A Autibooks é uma plataforma de venda, eles não participam dessa produção. Diferente de outras plataformas como a Ubook e a Storytell que têm produção própria, a Auti não trabalha assim. Aqui [na Intrínseca] selecionamos a lista de livros que queremos produzir em audiolivro e, com essa lista selecionada, fomos correndo atrás e aprendendo a fazer. É um tipo de produção que ninguém ainda tem um know-how muito expandido, as pessoas ainda estão ensaiando, ainda existem muitas possibilidades para serem exploradas no produto em si. Então todo mundo está aprendendo e se aprimorando e estamos [Intrínseca] nesse bolo também. Começando a fazer, testando como fica melhor, como é mais rápido, quais adaptações precisamos fazer, que tipo de colaborador trabalha melhor com esse tipo de projeto.

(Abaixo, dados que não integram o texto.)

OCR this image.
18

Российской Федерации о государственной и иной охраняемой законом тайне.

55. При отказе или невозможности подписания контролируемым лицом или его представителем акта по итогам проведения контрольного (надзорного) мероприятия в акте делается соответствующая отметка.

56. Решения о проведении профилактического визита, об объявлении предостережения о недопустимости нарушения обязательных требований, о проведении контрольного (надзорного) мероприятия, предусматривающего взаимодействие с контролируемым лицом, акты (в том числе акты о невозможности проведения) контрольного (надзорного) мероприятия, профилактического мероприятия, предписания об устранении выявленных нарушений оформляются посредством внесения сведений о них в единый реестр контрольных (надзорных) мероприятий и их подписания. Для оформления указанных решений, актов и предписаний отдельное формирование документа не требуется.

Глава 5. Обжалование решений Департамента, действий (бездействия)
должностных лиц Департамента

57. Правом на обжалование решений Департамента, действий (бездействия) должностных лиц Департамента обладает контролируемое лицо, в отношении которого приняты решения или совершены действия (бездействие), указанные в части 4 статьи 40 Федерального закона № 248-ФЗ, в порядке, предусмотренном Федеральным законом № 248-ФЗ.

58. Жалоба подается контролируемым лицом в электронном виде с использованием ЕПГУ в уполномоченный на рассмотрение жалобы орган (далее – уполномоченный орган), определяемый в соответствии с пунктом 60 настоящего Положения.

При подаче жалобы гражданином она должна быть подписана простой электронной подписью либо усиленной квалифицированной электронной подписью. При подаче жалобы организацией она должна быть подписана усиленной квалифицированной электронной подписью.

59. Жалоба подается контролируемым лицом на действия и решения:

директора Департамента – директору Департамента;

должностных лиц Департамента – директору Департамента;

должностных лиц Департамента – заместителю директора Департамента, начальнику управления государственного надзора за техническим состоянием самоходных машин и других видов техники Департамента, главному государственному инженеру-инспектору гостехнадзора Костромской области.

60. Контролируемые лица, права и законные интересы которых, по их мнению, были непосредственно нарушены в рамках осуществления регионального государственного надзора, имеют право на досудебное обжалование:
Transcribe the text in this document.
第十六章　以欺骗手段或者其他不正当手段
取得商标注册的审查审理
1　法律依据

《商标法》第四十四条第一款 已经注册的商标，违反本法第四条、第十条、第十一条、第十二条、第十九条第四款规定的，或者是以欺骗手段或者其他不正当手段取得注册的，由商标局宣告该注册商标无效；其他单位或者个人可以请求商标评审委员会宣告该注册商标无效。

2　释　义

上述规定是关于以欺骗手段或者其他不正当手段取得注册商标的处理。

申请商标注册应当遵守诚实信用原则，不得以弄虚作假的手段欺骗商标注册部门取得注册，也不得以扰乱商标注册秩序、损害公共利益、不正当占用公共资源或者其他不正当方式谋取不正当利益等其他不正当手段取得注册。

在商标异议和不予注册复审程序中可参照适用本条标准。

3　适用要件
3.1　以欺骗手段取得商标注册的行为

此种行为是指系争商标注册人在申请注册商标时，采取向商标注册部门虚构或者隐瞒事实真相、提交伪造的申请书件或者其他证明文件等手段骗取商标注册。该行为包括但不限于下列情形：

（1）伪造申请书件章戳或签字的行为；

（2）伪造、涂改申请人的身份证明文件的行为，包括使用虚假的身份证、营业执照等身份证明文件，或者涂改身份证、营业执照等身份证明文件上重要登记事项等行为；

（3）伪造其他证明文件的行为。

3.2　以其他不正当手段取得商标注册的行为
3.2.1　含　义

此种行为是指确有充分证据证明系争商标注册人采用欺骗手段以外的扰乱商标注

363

Está bem interessante, mas é um garimpo ainda.
Lá fora, editoras como a Penguin, por exemplo, investem em atores famosos para ler os livros. É algo que vocês pensam em fazer também?
A gente pensa sim. Quando vamos planejar um catálogo, a gente acaba ponderando os ônus e bônus das escolhas. Começamos a trabalhar mais nisso em 2019, no primeiro trimestre, e a prioridade era entender como fazia, que atores estariam envolvidos no projeto. Temos o estúdio, os técnicos, narrador, direção, temos a pessoa responsável por trazer um olhar editorial pensando no audiolivro para soluções de texto que não vou funcionar quando lidas etc. Existem revisões que são feitas depois do processo, e demoramos um tempo para entender qual a maneira de fazê-las e inserir as correções de uma maneira que fique segura, que a gente tenha um áudio que possamos confiar depois. A prioridade no começo era essa. A gente ainda não conseguiu produzir com uma dianteira suficiente para tentar projetos maiores, então agora estamos começando a fazer isso. A primeira fase do trabalho foi entender como funcionava. Mas existem alguns audiolivros e já havia alguns lidos por atores que funcionaram muito bem. Tenho na minha lembrança um audiolivro antes de termos tantas lojas que era uma biografia do Tim Maia lida pelo Nelson Mota, acho emblemático para todo mundo que em algum momento do passado leu um audiolivro e era fenomenal. A produção no Brasil está engatinhando bem.
A título de curiosidade, qual foi o primeiro livro escolhido pela Intrínseca para virar um audiobook?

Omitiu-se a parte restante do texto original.